Continuous, coordinated control-In continuous control, coarse and intermediate positioning is not needed, since each movement remains continuously under non-ambiguous direction from its associated Helixyn. The system which has been developed uses sampled position information in each of three coordinates. The position samples are derived from the drawing data by automatic digital computing, the description of which is outside the scope of this paper. No decimal to binary conversion problem exists in the position control system, because this conversion takes place in the process of computing the position samples. At present the sampling period in anyone of the coordinates is 16 mS, which is adequate for present needs but may be raised in the future. The sampling epochs for the different coordinates are interlaced in time-division multiplex and are recorded in binary notation on tin. (6 mm) wide magnetic tape, together with synchronizing and checking data. The tape also carries digital information which may be used to modify the position samples (during control) to allow the use of a cutter which is not to nominal diameter, or may be used to take a roughing cut with allowance for finishing. In addition, the tape carries miscellaneous information to allow automatic control of servo power, locking of machine movements, etc. All the information is carried on four parallel tracks and the tape is read at 7'5 in./sec (19 cm/sec). In the circuits which handle the information read from the tape, considerable economy is possible because the signals are in time-division multiplex. A single digital-analogue converter handles information for all three coordinates, actually in sequence but effectively continuously. Similarly, a single computing circuit effects tool diameter correction for the two coordinates which are involved. Impulsive sampling of position misalignment is used, taking advantage of the wide-band characteristics of the Helixyns and the common digital-analogue converter. A valuable feature of the synchro-like nature of Helixyn control is that it cannot accumulate error. Occasional in-
correct position samples may occur, due to magnetic tape dropouts or drop-ins, but these will, in general, have no sensible effect on the finished product. Advantage is taken of this feature to arrange that automatic digital checking circuits do not direct the equipment to shut down unless fault indications occur with significant frequency.
Performance-The coordinate setting system described has not yet been applied to a machine tool, but laboratory equipment has shown the system to operate and to give extremely stable and repeatable positioning to the expected order of accuracy.
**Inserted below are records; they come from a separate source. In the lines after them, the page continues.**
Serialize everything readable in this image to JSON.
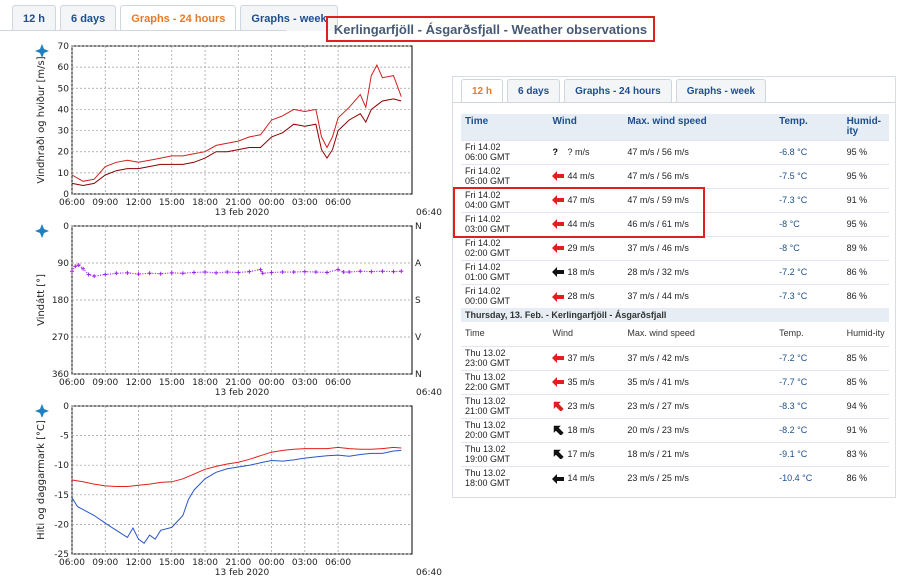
{
  "top_tabs": [
    {
      "label": "12 h",
      "active": false
    },
    {
      "label": "6 days",
      "active": false
    },
    {
      "label": "Graphs - 24 hours",
      "active": true
    },
    {
      "label": "Graphs - week",
      "active": false
    }
  ],
  "page_title": "Kerlingarfjöll - Ásgarðsfjall - Weather observations",
  "x_ticks": [
    "06:00",
    "09:00",
    "12:00",
    "15:00",
    "18:00",
    "21:00",
    "00:00",
    "03:00",
    "06:00"
  ],
  "x_date": "13 feb 2020",
  "x_end": "06:40",
  "colors": {
    "wind_mean": "#8b0000",
    "wind_gust": "#d21f1f",
    "direction": "#a020f0",
    "temp": "#e0201e",
    "dewpoint": "#2a56c6",
    "accent": "#e47b2c",
    "link": "#1f4e8c"
  },
  "chart_data": [
    {
      "type": "line",
      "ylabel": "Vindhraði og hviður [m/s]",
      "ylim": [
        0,
        70
      ],
      "yticks": [
        0,
        10,
        20,
        30,
        40,
        50,
        60,
        70
      ],
      "grid": true,
      "series": [
        {
          "values": [
            [
              0,
              5
            ],
            [
              1,
              4
            ],
            [
              2,
              5
            ],
            [
              3,
              9
            ],
            [
              4,
              11
            ],
            [
              5,
              12
            ],
            [
              6,
              12
            ],
            [
              7,
              13
            ],
            [
              8,
              14
            ],
            [
              9,
              14
            ],
            [
              10,
              14
            ],
            [
              11,
              15
            ],
            [
              12,
              17
            ],
            [
              13,
              20
            ],
            [
              14,
              20
            ],
            [
              15,
              21
            ],
            [
              16,
              22
            ],
            [
              17,
              22
            ],
            [
              18,
              27
            ],
            [
              19,
              29
            ],
            [
              20,
              33
            ],
            [
              21,
              32
            ],
            [
              22,
              33
            ],
            [
              22.5,
              21
            ],
            [
              23,
              17
            ],
            [
              23.5,
              21
            ],
            [
              24,
              30
            ],
            [
              25,
              35
            ],
            [
              26,
              38
            ],
            [
              26.5,
              34
            ],
            [
              27,
              40
            ],
            [
              27.5,
              42
            ],
            [
              28,
              44
            ],
            [
              29,
              45
            ],
            [
              29.7,
              44
            ]
          ]
        },
        {
          "values": [
            [
              0,
              9
            ],
            [
              1,
              6
            ],
            [
              2,
              7
            ],
            [
              3,
              13
            ],
            [
              4,
              15
            ],
            [
              5,
              16
            ],
            [
              6,
              15
            ],
            [
              7,
              16
            ],
            [
              8,
              17
            ],
            [
              9,
              18
            ],
            [
              10,
              18
            ],
            [
              11,
              19
            ],
            [
              12,
              20
            ],
            [
              13,
              23
            ],
            [
              14,
              24
            ],
            [
              15,
              25
            ],
            [
              16,
              27
            ],
            [
              17,
              28
            ],
            [
              18,
              35
            ],
            [
              19,
              37
            ],
            [
              20,
              40
            ],
            [
              21,
              39
            ],
            [
              22,
              40
            ],
            [
              22.5,
              27
            ],
            [
              23,
              22
            ],
            [
              23.5,
              27
            ],
            [
              24,
              36
            ],
            [
              25,
              41
            ],
            [
              26,
              47
            ],
            [
              26.5,
              41
            ],
            [
              27,
              56
            ],
            [
              27.5,
              61
            ],
            [
              28,
              55
            ],
            [
              29,
              56
            ],
            [
              29.7,
              46
            ]
          ]
        }
      ]
    },
    {
      "type": "scatter",
      "ylabel": "Vindátt [°]",
      "ylim": [
        360,
        0
      ],
      "yticks": [
        0,
        90,
        180,
        270,
        360
      ],
      "y2ticks": [
        "N",
        "A",
        "S",
        "V",
        "N"
      ],
      "grid": true,
      "series": [
        {
          "values": [
            [
              0,
              110
            ],
            [
              0.3,
              98
            ],
            [
              0.6,
              95
            ],
            [
              1,
              104
            ],
            [
              1.5,
              118
            ],
            [
              2,
              122
            ],
            [
              3,
              118
            ],
            [
              4,
              115
            ],
            [
              5,
              114
            ],
            [
              6,
              117
            ],
            [
              7,
              115
            ],
            [
              8,
              116
            ],
            [
              9,
              114
            ],
            [
              10,
              115
            ],
            [
              11,
              113
            ],
            [
              12,
              112
            ],
            [
              13,
              114
            ],
            [
              14,
              112
            ],
            [
              15,
              113
            ],
            [
              16,
              111
            ],
            [
              17,
              106
            ],
            [
              17.2,
              115
            ],
            [
              18,
              113
            ],
            [
              19,
              112
            ],
            [
              20,
              112
            ],
            [
              21,
              111
            ],
            [
              22,
              112
            ],
            [
              23,
              113
            ],
            [
              24,
              106
            ],
            [
              24.5,
              112
            ],
            [
              25,
              112
            ],
            [
              26,
              110
            ],
            [
              27,
              111
            ],
            [
              28,
              110
            ],
            [
              29,
              111
            ],
            [
              29.7,
              110
            ]
          ]
        }
      ]
    },
    {
      "type": "line",
      "ylabel": "Hiti og daggarmark [°C]",
      "ylim": [
        -25,
        0
      ],
      "yticks": [
        -25,
        -20,
        -15,
        -10,
        -5,
        0
      ],
      "grid": true,
      "series": [
        {
          "values": [
            [
              0,
              -12.5
            ],
            [
              1,
              -12.8
            ],
            [
              2,
              -13.2
            ],
            [
              3,
              -13.5
            ],
            [
              4,
              -13.6
            ],
            [
              5,
              -13.6
            ],
            [
              6,
              -13.4
            ],
            [
              7,
              -13.2
            ],
            [
              8,
              -12.9
            ],
            [
              9,
              -12.8
            ],
            [
              10,
              -12.3
            ],
            [
              11,
              -11.5
            ],
            [
              12,
              -10.7
            ],
            [
              13,
              -10.2
            ],
            [
              14,
              -9.8
            ],
            [
              15,
              -9.5
            ],
            [
              16,
              -9.0
            ],
            [
              17,
              -8.4
            ],
            [
              18,
              -7.8
            ],
            [
              19,
              -7.5
            ],
            [
              20,
              -7.3
            ],
            [
              21,
              -7.2
            ],
            [
              22,
              -7.2
            ],
            [
              23,
              -7.2
            ],
            [
              24,
              -7.0
            ],
            [
              25,
              -7.2
            ],
            [
              26,
              -7.3
            ],
            [
              27,
              -7.3
            ],
            [
              28,
              -7.2
            ],
            [
              29,
              -7.0
            ],
            [
              29.7,
              -7.1
            ]
          ]
        },
        {
          "values": [
            [
              0,
              -15.5
            ],
            [
              0.5,
              -17.0
            ],
            [
              1,
              -17.5
            ],
            [
              2,
              -18.5
            ],
            [
              3,
              -19.8
            ],
            [
              4,
              -21.0
            ],
            [
              5,
              -22.2
            ],
            [
              5.5,
              -20.6
            ],
            [
              6,
              -22.5
            ],
            [
              6.5,
              -23.2
            ],
            [
              7,
              -21.8
            ],
            [
              7.5,
              -22.5
            ],
            [
              8,
              -21.0
            ],
            [
              9,
              -20.5
            ],
            [
              10,
              -18.5
            ],
            [
              10.5,
              -15.8
            ],
            [
              11,
              -14.2
            ],
            [
              12,
              -12.3
            ],
            [
              13,
              -11.2
            ],
            [
              14,
              -10.6
            ],
            [
              15,
              -10.3
            ],
            [
              16,
              -10.0
            ],
            [
              17,
              -9.6
            ],
            [
              18,
              -9.2
            ],
            [
              19,
              -9.3
            ],
            [
              20,
              -9.1
            ],
            [
              21,
              -8.8
            ],
            [
              22,
              -8.6
            ],
            [
              23,
              -8.4
            ],
            [
              24,
              -8.3
            ],
            [
              25,
              -8.5
            ],
            [
              26,
              -8.2
            ],
            [
              27,
              -8.0
            ],
            [
              28,
              -8.0
            ],
            [
              29,
              -7.6
            ],
            [
              29.7,
              -7.5
            ]
          ]
        }
      ]
    }
  ],
  "panel": {
    "tabs": [
      {
        "label": "12 h",
        "active": true
      },
      {
        "label": "6 days",
        "active": false
      },
      {
        "label": "Graphs - 24 hours",
        "active": false
      },
      {
        "label": "Graphs - week",
        "active": false
      }
    ],
    "headers": {
      "time": "Time",
      "wind": "Wind",
      "max": "Max. wind speed",
      "temp": "Temp.",
      "humid": "Humid-ity"
    },
    "rows": [
      {
        "d": "Fri 14.02",
        "t": "06:00 GMT",
        "arrow": "unknown",
        "wind": "? m/s",
        "max": "47 m/s  /  56 m/s",
        "temp": "-6.8 °C",
        "hum": "95 %"
      },
      {
        "d": "Fri 14.02",
        "t": "05:00 GMT",
        "arrow": "red",
        "wind": "44 m/s",
        "max": "47 m/s  /  56 m/s",
        "temp": "-7.5 °C",
        "hum": "95 %"
      },
      {
        "d": "Fri 14.02",
        "t": "04:00 GMT",
        "arrow": "red",
        "wind": "47 m/s",
        "max": "47 m/s  /  59 m/s",
        "temp": "-7.3 °C",
        "hum": "91 %"
      },
      {
        "d": "Fri 14.02",
        "t": "03:00 GMT",
        "arrow": "red",
        "wind": "44 m/s",
        "max": "46 m/s  /  61 m/s",
        "temp": "-8 °C",
        "hum": "95 %"
      },
      {
        "d": "Fri 14.02",
        "t": "02:00 GMT",
        "arrow": "red",
        "wind": "29 m/s",
        "max": "37 m/s  /  46 m/s",
        "temp": "-8 °C",
        "hum": "89 %"
      },
      {
        "d": "Fri 14.02",
        "t": "01:00 GMT",
        "arrow": "black",
        "wind": "18 m/s",
        "max": "28 m/s  /  32 m/s",
        "temp": "-7.2 °C",
        "hum": "86 %"
      },
      {
        "d": "Fri 14.02",
        "t": "00:00 GMT",
        "arrow": "red",
        "wind": "28 m/s",
        "max": "37 m/s  /  44 m/s",
        "temp": "-7.3 °C",
        "hum": "86 %"
      }
    ],
    "section_title": "Thursday, 13. Feb. - Kerlingarfjöll - Ásgarðsfjall",
    "subheaders": {
      "time": "Time",
      "wind": "Wind",
      "max": "Max. wind speed",
      "temp": "Temp.",
      "humid": "Humid-ity"
    },
    "rows2": [
      {
        "d": "Thu 13.02",
        "t": "23:00 GMT",
        "arrow": "red",
        "wind": "37 m/s",
        "max": "37 m/s  /  42 m/s",
        "temp": "-7.2 °C",
        "hum": "85 %"
      },
      {
        "d": "Thu 13.02",
        "t": "22:00 GMT",
        "arrow": "red",
        "wind": "35 m/s",
        "max": "35 m/s  /  41 m/s",
        "temp": "-7.7 °C",
        "hum": "85 %"
      },
      {
        "d": "Thu 13.02",
        "t": "21:00 GMT",
        "arrow": "red-ne",
        "wind": "23 m/s",
        "max": "23 m/s  /  27 m/s",
        "temp": "-8.3 °C",
        "hum": "94 %"
      },
      {
        "d": "Thu 13.02",
        "t": "20:00 GMT",
        "arrow": "black-ne",
        "wind": "18 m/s",
        "max": "20 m/s  /  23 m/s",
        "temp": "-8.2 °C",
        "hum": "91 %"
      },
      {
        "d": "Thu 13.02",
        "t": "19:00 GMT",
        "arrow": "black-ne",
        "wind": "17 m/s",
        "max": "18 m/s  /  21 m/s",
        "temp": "-9.1 °C",
        "hum": "83 %"
      },
      {
        "d": "Thu 13.02",
        "t": "18:00 GMT",
        "arrow": "black",
        "wind": "14 m/s",
        "max": "23 m/s  /  25 m/s",
        "temp": "-10.4 °C",
        "hum": "86 %"
      }
    ]
  }
}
The continuous control system is being used for three coordinate control of a vertical-spindle milling machine, in the laboratory, and will shortly be put into use under factory conditions. The control system has been shown to work as described. Precise absolute accuracy tests are not yet completed, but good surface finish and repeatability have been shown from the outset. Devices Related to the Helixyn Linear Inductosyn-The Linear Inductosyn of Farrand Controls, Inc. is similar to the Helixyn in that a slider is excited by a pair of currents, just as the Helixyn sleeve is excited by a pair of voltages, and a null voltage is taken from an assembly of scales corresponding to the Helixyn bar. Magnetic coupling is used. However, it is somewhat less economical to supply precisely controlled currents than similarly controlled voltages and the rotary feature of the Helixyn, of use in fine datum setting and cam correction, is not present. The space cycle of the Inductosyn is 0·1 in., and it would not suit the position control systems described earlier. Nultrax-The Nultrax of Canadian Westinghouse Co., Ltd., is superficially similar to the Helixyn in that it has cylindrical bar and sleeve elements bearing helical conductors. Coupling is magnetic. There is, however, no real similarity to the Helixyn in use, since the Nultrax bar and sleeve must be rotated with respect to each other to obtain fine position setting, and this involves the provision of a subservo to convert the numerical input to a corresponding rotation. The author gratefully acknowledges the work done by his colleagues in helping to develop Helixyn control from an idea to practical realization. Thanks are also due to the Board of Directors of the British Thomson-Houston Co., Ltd., and the Executive of the Associated Electrical Industries Limited, Electronic Apparatus Division, for permission to publish this paper.
Summary
Helixyn is the name given to a position-measuring element which has been developed for automatic positioning of machine tool movements from numerical input data. The order of accuracy of the device is 0·0001 in. (0'0025 mm), including conversion of input data from numerical form. The measuring unit comprises a cylindrical bar, somewhat longer than the distance over which control is required, and a short cylindrical sleeve which moves along the bar but not in contact with it. The two parts are mounted on the machine tool so as to pick up directly the relative movement which is to be controlled. In the form on which development has been concentrated, the sleeve consists basically of a tube of insulating material, the inside surface of which supports four distinct helical conducting paths which
are disposed with equal axial spacing so as to form a regular interlaced pattern. The bar consists of three interlaced helical conducting paths carried on a layer of insulation bonded firmly to a steel tube. The lead of the helices on the bar is the same as that on the sleeve, and the design is such that the variation of capacitance between each sleeve conductor and each bar conductor is closely sinusoidal when plotted against relative axial movement. The sleeve conductors are supplied with a.c. or impulsive voltages of relative sign and magnitude set by a relay-switched resistor network. The numerical input controls the switching in such a way that the electrostatic field between sleeve and bar remains substantially constant in form but takes up an axial position relative to the sleeve bearing a linear relation to the numerical input.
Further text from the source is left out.